The group appears to paradoxically contain the sentiment that Jewish people need to be saved from the perceived threat of “mass-immigration and Islamization” of Germany, in line with a far-right narrative in the country that claims Muslim immigrants are targeting Jewish people in Germany.
These sentiments, however, are dwarfed by anti-vaccine and COVID-19 conspiracy theories, with messages comparing measures to combat the pandemic to the holocaust, declaring that Germany has a fascist government.
For a country such as Germany, which has dealt well with its horrific past and has laws in place to avoid trivialization of the Holocaust, some of the messages demonstrate a fundamental misunderstanding of the country’s history. German Chancellor Angela Merkel is often dubbed a fascist and even directly compared to Hitler. On more than one occasion, users have posted claiming that the Nazi party was “left-wing.”
To Germans, this rhetoric isn’t new. At the end of last year a young protester who introduced herself “Jana aus Kassel” compared herself to famous Nazi resistance fighter Sophie Scholl, resulting in national and international outrage and condemnation by German Foreign Minister Heiko Maas.
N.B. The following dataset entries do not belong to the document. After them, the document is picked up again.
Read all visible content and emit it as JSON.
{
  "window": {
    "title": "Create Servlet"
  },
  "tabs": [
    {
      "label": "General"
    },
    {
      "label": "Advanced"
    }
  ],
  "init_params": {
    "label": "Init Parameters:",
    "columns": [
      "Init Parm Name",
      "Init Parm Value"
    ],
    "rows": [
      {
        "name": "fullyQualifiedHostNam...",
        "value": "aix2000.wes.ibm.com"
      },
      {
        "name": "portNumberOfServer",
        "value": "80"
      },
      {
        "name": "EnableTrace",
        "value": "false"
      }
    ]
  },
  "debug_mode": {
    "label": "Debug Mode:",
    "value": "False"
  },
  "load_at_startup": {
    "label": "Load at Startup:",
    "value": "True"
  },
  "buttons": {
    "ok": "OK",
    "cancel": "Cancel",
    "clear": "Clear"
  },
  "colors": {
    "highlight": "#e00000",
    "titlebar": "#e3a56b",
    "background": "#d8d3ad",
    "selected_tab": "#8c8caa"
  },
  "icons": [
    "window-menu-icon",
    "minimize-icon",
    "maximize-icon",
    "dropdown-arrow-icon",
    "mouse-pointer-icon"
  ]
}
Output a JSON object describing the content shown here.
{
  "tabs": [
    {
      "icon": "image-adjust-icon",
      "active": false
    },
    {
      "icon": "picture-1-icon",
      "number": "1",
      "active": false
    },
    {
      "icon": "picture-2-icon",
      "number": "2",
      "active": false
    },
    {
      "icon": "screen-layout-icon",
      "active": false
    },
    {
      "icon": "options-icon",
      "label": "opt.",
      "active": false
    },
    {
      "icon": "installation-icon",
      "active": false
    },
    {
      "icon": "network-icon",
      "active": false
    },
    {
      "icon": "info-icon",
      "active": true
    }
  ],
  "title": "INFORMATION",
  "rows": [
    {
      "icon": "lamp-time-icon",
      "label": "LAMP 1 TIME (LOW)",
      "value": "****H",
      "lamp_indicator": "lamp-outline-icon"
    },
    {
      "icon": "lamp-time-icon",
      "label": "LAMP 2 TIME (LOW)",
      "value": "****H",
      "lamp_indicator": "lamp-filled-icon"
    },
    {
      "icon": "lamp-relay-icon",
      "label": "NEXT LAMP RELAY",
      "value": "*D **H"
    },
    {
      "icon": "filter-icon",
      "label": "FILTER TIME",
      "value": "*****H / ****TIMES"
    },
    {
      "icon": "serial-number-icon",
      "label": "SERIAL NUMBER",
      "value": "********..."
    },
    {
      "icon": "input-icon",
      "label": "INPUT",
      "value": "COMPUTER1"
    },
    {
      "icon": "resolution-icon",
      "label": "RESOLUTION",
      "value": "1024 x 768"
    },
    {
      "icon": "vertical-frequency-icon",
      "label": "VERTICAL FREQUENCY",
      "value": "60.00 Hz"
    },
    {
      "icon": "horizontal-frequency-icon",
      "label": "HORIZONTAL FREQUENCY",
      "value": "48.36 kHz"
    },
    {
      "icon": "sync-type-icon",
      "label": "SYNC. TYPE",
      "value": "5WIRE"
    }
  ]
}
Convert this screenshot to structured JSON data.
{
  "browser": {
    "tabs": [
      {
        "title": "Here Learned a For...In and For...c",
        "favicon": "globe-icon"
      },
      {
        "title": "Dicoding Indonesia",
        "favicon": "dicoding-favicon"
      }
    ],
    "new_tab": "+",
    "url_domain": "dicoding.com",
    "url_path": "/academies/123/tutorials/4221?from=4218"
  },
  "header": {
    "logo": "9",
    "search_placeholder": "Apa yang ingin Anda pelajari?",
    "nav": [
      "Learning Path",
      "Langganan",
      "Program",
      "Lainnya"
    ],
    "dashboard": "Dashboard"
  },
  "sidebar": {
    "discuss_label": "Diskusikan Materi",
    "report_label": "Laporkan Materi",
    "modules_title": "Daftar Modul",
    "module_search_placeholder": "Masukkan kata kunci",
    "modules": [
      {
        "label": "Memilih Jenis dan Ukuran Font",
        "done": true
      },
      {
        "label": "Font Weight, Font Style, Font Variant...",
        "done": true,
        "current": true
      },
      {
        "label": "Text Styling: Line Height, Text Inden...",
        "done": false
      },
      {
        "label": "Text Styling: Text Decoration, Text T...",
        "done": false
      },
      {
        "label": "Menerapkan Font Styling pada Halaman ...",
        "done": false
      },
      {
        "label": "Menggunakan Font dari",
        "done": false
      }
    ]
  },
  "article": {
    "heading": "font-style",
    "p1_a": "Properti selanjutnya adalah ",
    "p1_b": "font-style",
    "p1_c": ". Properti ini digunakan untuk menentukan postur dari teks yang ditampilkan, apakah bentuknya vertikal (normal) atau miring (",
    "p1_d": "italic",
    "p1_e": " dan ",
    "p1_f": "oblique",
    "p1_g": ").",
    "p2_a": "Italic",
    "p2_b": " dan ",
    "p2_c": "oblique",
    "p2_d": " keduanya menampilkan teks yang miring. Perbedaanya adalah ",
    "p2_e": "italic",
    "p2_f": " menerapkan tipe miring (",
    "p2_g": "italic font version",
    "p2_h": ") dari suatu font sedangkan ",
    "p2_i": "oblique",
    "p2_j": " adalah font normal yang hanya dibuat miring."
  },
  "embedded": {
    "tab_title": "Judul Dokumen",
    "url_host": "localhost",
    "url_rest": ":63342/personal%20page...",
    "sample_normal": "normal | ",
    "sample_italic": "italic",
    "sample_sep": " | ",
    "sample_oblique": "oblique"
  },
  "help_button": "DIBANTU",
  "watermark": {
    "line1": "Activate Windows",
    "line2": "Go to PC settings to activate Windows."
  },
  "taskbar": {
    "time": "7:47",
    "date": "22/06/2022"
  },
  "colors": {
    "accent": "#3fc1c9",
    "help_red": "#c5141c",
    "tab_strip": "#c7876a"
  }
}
Maas said the comments "mock the courage that it took to show resistance to the Nazis" and “trivialize the Holocaust and show an unacceptable historical ignorance.” In the group, people jumped to defend the Jana, claiming that the backlash resulted from “media propaganda.”
It’s easy to imagine that anti-lockdown protests are an organic and understandable reaction to the uncertainty and restrictions that came along with the pandemic. At least in these later instances, however, this is not the case. As is always the case with these kinds of protests, a major risk is that they attract conspiracy newcomers and lead to further radicalization.
Freie Bürger Kassel did not respond to a request for comment.